> We are absolutely talking about billions of records.
> But when you say "return excess data to the application" I'm not sure what you mean. Not doing lots of complex JOINs doesn't mean not filtering the queries at the DB at all. Nobody is pulling back a billion records at a time.
The question then becomes "Are you gaining anything by not using foreign keys on the database?" What is the additional speed impact of JOINs actually costing you? How denormalized is your database already, if JOINs are costly?
If you want raw speed at billions-of-records scale, you want as flat a schema as you can get and good indexes are actually going to fit into RAM.
By that point though, you should be able to recognize your use case is not the 90% (or even 95%) case, and your specific requirements are driving doing something different. That's very different than the vague "high-volume" statement you made at first.

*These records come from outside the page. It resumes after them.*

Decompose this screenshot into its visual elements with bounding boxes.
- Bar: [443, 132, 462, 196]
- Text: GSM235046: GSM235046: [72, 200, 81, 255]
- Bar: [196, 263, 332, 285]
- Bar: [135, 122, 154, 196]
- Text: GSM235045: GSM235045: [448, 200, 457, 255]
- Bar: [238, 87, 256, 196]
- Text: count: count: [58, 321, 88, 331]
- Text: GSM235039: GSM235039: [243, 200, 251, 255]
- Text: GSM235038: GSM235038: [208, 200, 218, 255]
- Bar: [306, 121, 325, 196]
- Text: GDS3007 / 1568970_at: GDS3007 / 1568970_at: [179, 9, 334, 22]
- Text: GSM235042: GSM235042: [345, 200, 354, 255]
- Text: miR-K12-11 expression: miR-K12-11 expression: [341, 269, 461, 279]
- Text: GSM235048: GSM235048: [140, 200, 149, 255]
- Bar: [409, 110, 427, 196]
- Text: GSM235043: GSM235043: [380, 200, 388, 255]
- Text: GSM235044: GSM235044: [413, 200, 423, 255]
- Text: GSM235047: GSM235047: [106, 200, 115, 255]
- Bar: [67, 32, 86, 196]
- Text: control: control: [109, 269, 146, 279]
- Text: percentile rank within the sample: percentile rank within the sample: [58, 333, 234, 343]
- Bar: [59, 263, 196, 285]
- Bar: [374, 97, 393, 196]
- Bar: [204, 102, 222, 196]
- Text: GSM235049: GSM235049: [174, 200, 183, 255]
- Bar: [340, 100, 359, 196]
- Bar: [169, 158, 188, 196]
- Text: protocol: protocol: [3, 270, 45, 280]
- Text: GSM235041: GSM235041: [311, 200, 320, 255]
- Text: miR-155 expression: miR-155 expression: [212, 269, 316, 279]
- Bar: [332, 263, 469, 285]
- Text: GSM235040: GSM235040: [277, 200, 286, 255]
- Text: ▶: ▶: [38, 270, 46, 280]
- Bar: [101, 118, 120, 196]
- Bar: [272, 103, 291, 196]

My experience has been in assisting clients in migrating to data warehouses and specifically during the heyday of Hive/Hadoop/Spark years ago in seeing clients mistakenly believe they were "big data" and go down the rabbit hole of trying to scale out before it was actually necessary. The problem I have with the vague notion of "high-volume" is that I saw clients with 500m records believe they fit the bill, as well as clients with as few as 20m records who thought the same. The reality is neither of them did and they wound up wasting a lot of money in pursuit of slower systems.
> Here's an example of what I'm talking about - read the first comment on [...], another venue for this same debate.
That's not an example though, that's just some vague statements about needing to profile your query and evaluate the costs for yourself, which should be rather obvious.